会議室がざわめいた。騎士団への勧誘を断るなど、前代未聞だ。


「お前、団長閣下の申し出を断るのか」


ハインリッヒが怒声を上げた。


「警備員風情が、騎士団を舐めているのか!」


「舐めてなどいません」


誠一は落ち着いた声で答えた。


「騎士団は、王国を守る剣です。私は、その剣を研ぐ砥石に過ぎません。剣と砥石は、別のものです。砥石が剣になろうとしても、うまくはいかない」


「なんだと——」


「ハインリッヒ、黙れ」


レオンハルトが声を上げた。


そして、意外なことに——彼は笑った。


「面白い男だな。砥石か」


「失礼な物言いだったでしょうか」


「いや、正直で良い。自分の役割をわきまえている者は、信頼できる」


レオンハルトは立ち上がり、誠一に歩み寄った。


「わかった、お前の意思を尊重しよう。

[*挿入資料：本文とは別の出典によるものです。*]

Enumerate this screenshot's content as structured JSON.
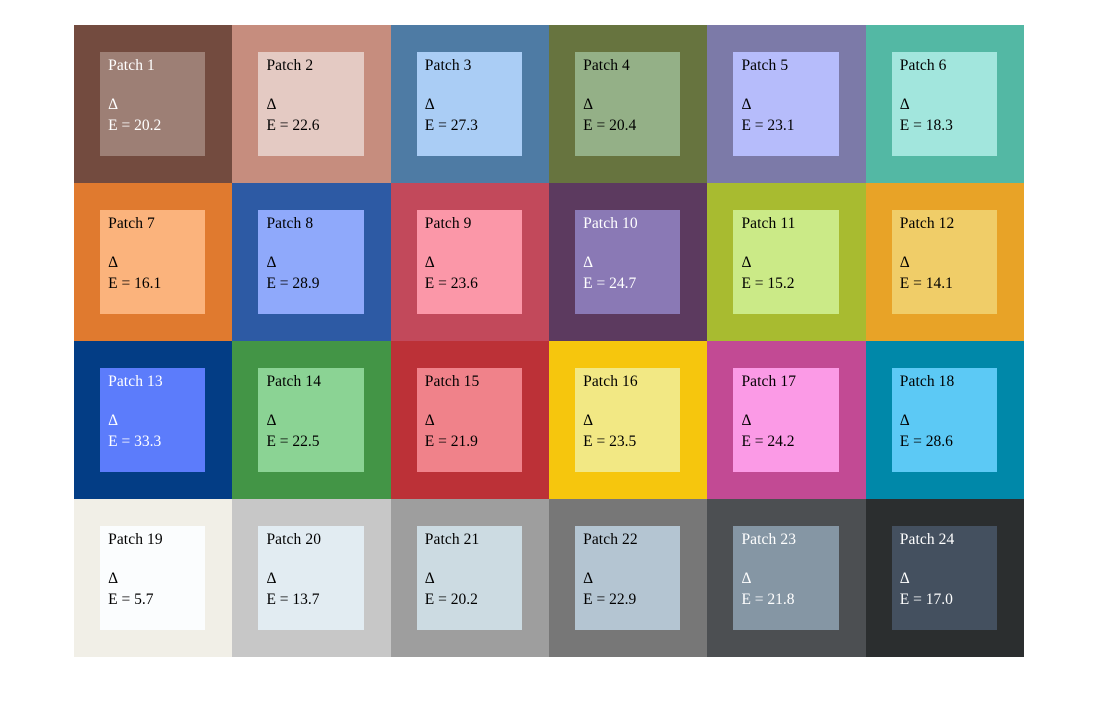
{
  "figure": {
    "background": "#ffffff",
    "grid_columns": 6,
    "grid_rows": 4,
    "delta_symbol": "Δ"
  },
  "chart_data": {
    "type": "heatmap",
    "title": "",
    "subtitle": "",
    "xlabel": "",
    "ylabel": "",
    "grid": false,
    "legend_position": "none",
    "columns": 6,
    "rows": 4,
    "value_label": "ΔE",
    "categories": [
      "Patch 1",
      "Patch 2",
      "Patch 3",
      "Patch 4",
      "Patch 5",
      "Patch 6",
      "Patch 7",
      "Patch 8",
      "Patch 9",
      "Patch 10",
      "Patch 11",
      "Patch 12",
      "Patch 13",
      "Patch 14",
      "Patch 15",
      "Patch 16",
      "Patch 17",
      "Patch 18",
      "Patch 19",
      "Patch 20",
      "Patch 21",
      "Patch 22",
      "Patch 23",
      "Patch 24"
    ],
    "values": [
      20.2,
      22.6,
      27.3,
      20.4,
      23.1,
      18.3,
      16.1,
      28.9,
      23.6,
      24.7,
      15.2,
      14.1,
      33.3,
      22.5,
      21.9,
      23.5,
      24.2,
      28.6,
      5.7,
      13.7,
      20.2,
      22.9,
      21.8,
      17.0
    ]
  },
  "patches": [
    {
      "label": "Patch 1",
      "delta": "Δ",
      "evalue": "E = 20.2",
      "outer": "#734b3f",
      "inner": "#9d7f75",
      "text": "#ffffff"
    },
    {
      "label": "Patch 2",
      "delta": "Δ",
      "evalue": "E = 22.6",
      "outer": "#c68d7e",
      "inner": "#e4cac3",
      "text": "#000000"
    },
    {
      "label": "Patch 3",
      "delta": "Δ",
      "evalue": "E = 27.3",
      "outer": "#4e7ba4",
      "inner": "#aacdf5",
      "text": "#000000"
    },
    {
      "label": "Patch 4",
      "delta": "Δ",
      "evalue": "E = 20.4",
      "outer": "#67743f",
      "inner": "#94b087",
      "text": "#000000"
    },
    {
      "label": "Patch 5",
      "delta": "Δ",
      "evalue": "E = 23.1",
      "outer": "#7c7aa8",
      "inner": "#b6bcfb",
      "text": "#000000"
    },
    {
      "label": "Patch 6",
      "delta": "Δ",
      "evalue": "E = 18.3",
      "outer": "#53b8a4",
      "inner": "#a2e6dd",
      "text": "#000000"
    },
    {
      "label": "Patch 7",
      "delta": "Δ",
      "evalue": "E = 16.1",
      "outer": "#e07a2f",
      "inner": "#fbb37c",
      "text": "#000000"
    },
    {
      "label": "Patch 8",
      "delta": "Δ",
      "evalue": "E = 28.9",
      "outer": "#2d5aa4",
      "inner": "#8fa9fb",
      "text": "#000000"
    },
    {
      "label": "Patch 9",
      "delta": "Δ",
      "evalue": "E = 23.6",
      "outer": "#c2495b",
      "inner": "#fb97a8",
      "text": "#000000"
    },
    {
      "label": "Patch 10",
      "delta": "Δ",
      "evalue": "E = 24.7",
      "outer": "#5c3a5f",
      "inner": "#8a79b5",
      "text": "#ffffff"
    },
    {
      "label": "Patch 11",
      "delta": "Δ",
      "evalue": "E = 15.2",
      "outer": "#a8bb30",
      "inner": "#cbea87",
      "text": "#000000"
    },
    {
      "label": "Patch 12",
      "delta": "Δ",
      "evalue": "E = 14.1",
      "outer": "#e8a327",
      "inner": "#f0cd68",
      "text": "#000000"
    },
    {
      "label": "Patch 13",
      "delta": "Δ",
      "evalue": "E = 33.3",
      "outer": "#033d85",
      "inner": "#5c7cfb",
      "text": "#ffffff"
    },
    {
      "label": "Patch 14",
      "delta": "Δ",
      "evalue": "E = 22.5",
      "outer": "#439546",
      "inner": "#8bd394",
      "text": "#000000"
    },
    {
      "label": "Patch 15",
      "delta": "Δ",
      "evalue": "E = 21.9",
      "outer": "#bc3137",
      "inner": "#f0828a",
      "text": "#000000"
    },
    {
      "label": "Patch 16",
      "delta": "Δ",
      "evalue": "E = 23.5",
      "outer": "#f6c60d",
      "inner": "#f2e884",
      "text": "#000000"
    },
    {
      "label": "Patch 17",
      "delta": "Δ",
      "evalue": "E = 24.2",
      "outer": "#c24a94",
      "inner": "#fb9ae6",
      "text": "#000000"
    },
    {
      "label": "Patch 18",
      "delta": "Δ",
      "evalue": "E = 28.6",
      "outer": "#0088a9",
      "inner": "#5cc9f5",
      "text": "#000000"
    },
    {
      "label": "Patch 19",
      "delta": "Δ",
      "evalue": "E = 5.7",
      "outer": "#f1efe7",
      "inner": "#fbfdfe",
      "text": "#000000"
    },
    {
      "label": "Patch 20",
      "delta": "Δ",
      "evalue": "E = 13.7",
      "outer": "#c7c7c7",
      "inner": "#e2ecf2",
      "text": "#000000"
    },
    {
      "label": "Patch 21",
      "delta": "Δ",
      "evalue": "E = 20.2",
      "outer": "#9e9e9e",
      "inner": "#ccdbe2",
      "text": "#000000"
    },
    {
      "label": "Patch 22",
      "delta": "Δ",
      "evalue": "E = 22.9",
      "outer": "#777777",
      "inner": "#b4c5d2",
      "text": "#000000"
    },
    {
      "label": "Patch 23",
      "delta": "Δ",
      "evalue": "E = 21.8",
      "outer": "#4c4f52",
      "inner": "#8596a4",
      "text": "#ffffff"
    },
    {
      "label": "Patch 24",
      "delta": "Δ",
      "evalue": "E = 17.0",
      "outer": "#2b2e2f",
      "inner": "#44505f",
      "text": "#ffffff"
    }
  ]
}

しかし、今後も騎士団への協力は続けてもらう。リーゼロッテを窓口として、情報の共有を行え」


「承知しました」


「それから——」


レオンハルトは誠一の肩に手を置いた。


「お前のような者がいることを、覚えておく。剣だけでは、国は守れん。砥石も、盾も、必要だ」


「ありがとうございます」


誠一は深々と頭を下げた。


会議室を出るとき、リーゼロッテが追いかけてきた。


「断るとは思わなかった」


「騎士団に入れば、私らしさを失います」


「らしさ?」


「警備員としての——いや、守る者としての、自分自身を」


誠一は歩きながら言った。


「剣を振るう者は、たくさんいます。しかし、剣を振るう前に危険を察知し、剣を振るわずに済む状況を作る者は、あまりいない」


「それが、お前の役割か」


「そう思っています」


リーゼロッテは黙って誠一の隣を歩いた。


しばらくして、彼女が口を開いた。


「私は——剣を振るうことしか知らなかった」


「それが騎士です」


「しかし、お前を見ていると、別の戦い方もあるのだと気づかされる」


リーゼロッテは足を止め、誠一を見た。


「私に、教えてくれないか。お前の——守り方を」


誠一は少し驚いたが、すぐに頷いた。


「喜んで」


二人は並んで歩き出した。


騎士と警備員。剣と砥石。


異なる役割を持つ二人が、同じ方向を目指して歩いていく。


それは、新しい関係の始まりだった。